Wednesday, February 16, 2022

Early withdrawals

Hey, what do I know. Maybe I'd have stopped writing for newspapers at 36 if someone had put me on TV and paid me goo-gobs of lettuce to wear a tie and express Deep Thoughts like, "Ya know, Greeny, defense wins championships a lot more often than you think."

This of course is a fantastical notion, since I have a face made for city-wide blackouts. Lord knows how much circulation it cost my employers over the years because they unwisely ran my picture with my columns.

But enough with tangents. 

This is not about me but about 36-year-old Sean McVay, who just became the youngest head coach ever to win a Super Bowl.

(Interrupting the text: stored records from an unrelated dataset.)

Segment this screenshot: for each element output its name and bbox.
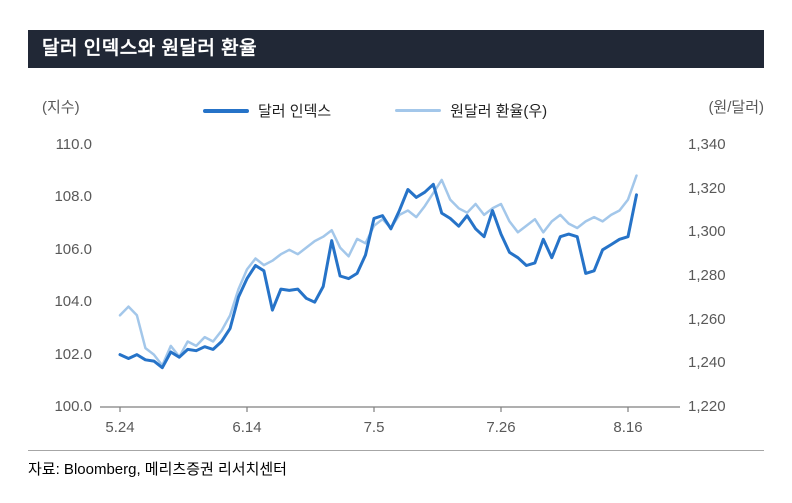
line-chart: [100, 174, 680, 412]
chart-title-bar: 달러 인덱스와 원달러 환율: [28, 30, 764, 68]
right-y-tick-label: 1,300: [688, 223, 726, 241]
right-y-tick-label: 1,340: [688, 136, 726, 153]
left-y-tick-label: 110.0: [55, 136, 92, 153]
won-dollar-line-swatch: [395, 109, 442, 112]
right-y-tick-label: 1,280: [688, 267, 726, 284]
legend-label: 달러 인덱스: [258, 103, 332, 120]
plot-area: [100, 145, 680, 412]
right-y-tick-label: 1,240: [688, 354, 726, 372]
x-tick-label: 5.24: [105, 419, 135, 436]
series-line-won-dollar: [118, 174, 638, 367]
series-line-dollar-index: [118, 182, 638, 370]
left-y-tick-label: 104.0: [54, 293, 92, 311]
left-y-tick-label: 102.0: [54, 345, 92, 363]
right-y-tick-label: 1,320: [688, 179, 726, 197]
left-y-tick-label: 100.0: [54, 398, 92, 415]
right-y-tick-label: 1,260: [688, 310, 726, 328]
chart-title: 달러 인덱스와 원달러 환율: [42, 38, 258, 59]
x-tick-label: 7.5: [363, 419, 385, 436]
left-y-tick-label: 108.0: [54, 188, 92, 206]
x-tick-label: 8.16: [613, 419, 643, 436]
chart-legend: 달러 인덱스 원달러 환율(우): [203, 100, 547, 121]
source-text: 자료: Bloomberg, 메리츠증권 리서치센터: [28, 461, 287, 478]
right-y-tick-label: 1,220: [688, 398, 726, 415]
left-y-tick-label: 106.0: [54, 240, 92, 258]
legend-label: 원달러 환율(우): [450, 103, 548, 120]
legend-item-won-dollar: 원달러 환율(우): [395, 100, 547, 121]
right-axis-unit-label: (원/달러): [708, 99, 764, 116]
x-tick-label: 7.26: [486, 419, 516, 436]
legend-item-dollar-index: 달러 인덱스: [203, 100, 331, 121]
footer-divider: [28, 450, 764, 451]
dollar-index-line-swatch: [203, 108, 249, 113]
x-tick-label: 6.14: [232, 419, 262, 436]
left-axis-unit-label: (지수): [42, 99, 80, 116]
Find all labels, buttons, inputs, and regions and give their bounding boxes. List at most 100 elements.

He's getting married this summer. And so, in the immediate flush of victory, he made vague sounds about maybe/possibly/kinda-sorta retiring as an NFL coach.

Retiring.

At 36.

Speculation is that, yes, he indeed has a cushy TV job lined up if he decides to go this route, so there ya go. It's no great leap to see a future that involves him doing the professional babble thing for awhile, then coming back to a sideline when, as they say, he's tanned, rested and ready.

But still: He's 36.

Which gets you thinking about what coaching or playing in the NFL is actually like, financially rewarding though it may be. On the same night McVay sounded like a guy who wasn't raring to win another six or seven Lombardi trophies, his incomparable pass rusher, Aaron Donald, was on another part of the field, hinting he might walk away himself.

Aaron Donald is 30.

Which back in the day meant a guy with Donald's abundant skills might only be halfway through his playing days. Of course, then those back-in-the-days started turning up either dead or with dementia by the time they were 50. Or finding it impossible to get through a day without painkillers and/or a cane.

Football players love their game like few athletes, but their game does not love them back.  In exchange for a player's unconditional devotion, it knocks him down, stomps him senseless, almost literally tears him limb from limb. It leaves him a physical wreck and, in the cruelest instances, leaves him unable to even remember playing the damn game.

And coaches?

There's a toll to bear, too, but it's different. It manifests itself in the way it remorselessly gobbles up every second of every day, muscling aside everything else in life: Holidays, kids' birthdays, wedding anniversaries, marital bonds. Absence is the coin it demands, just as physical dissolution is the coin it demands of players.

Today's players -- who love the game, too, but not nearly as myopically -- bear far fewer illusions about this. It's why more and more of them are getting in, making their money, and getting out at 30 or before. 

The rub-some-dirt-on-it crowd sneered when Andrew Luck abruptly retired at 29, but none of them ever got hit the way Luck did, repeatedly. The suspicion is most of those who said he didn't love football enough, or wasn't tough enough, would be curled up in a ball weeping after they got hit the way Luck was as a matter of course.

So Luck got out, because he recognized that football could never give him back what it was taking away. And Aaron Donald, who's now got his ring and his ticket to Canton punched, thought about it, too. Because what else can the game give him but grief from here on out?

As for Sean McVay ...

Well. He said what he said for the same reason. He may be too young to remember the way the game once left Hall of Fame coach Dick Vermeil a trembling wreck, forcing him to flee it for a time. But he no doubt would understand completely.

Retiring at 36? Or 30? Or 29?

You might think it sounds crazy. But football is not banking. 

There are no penalties for early withdrawals. Only rewards.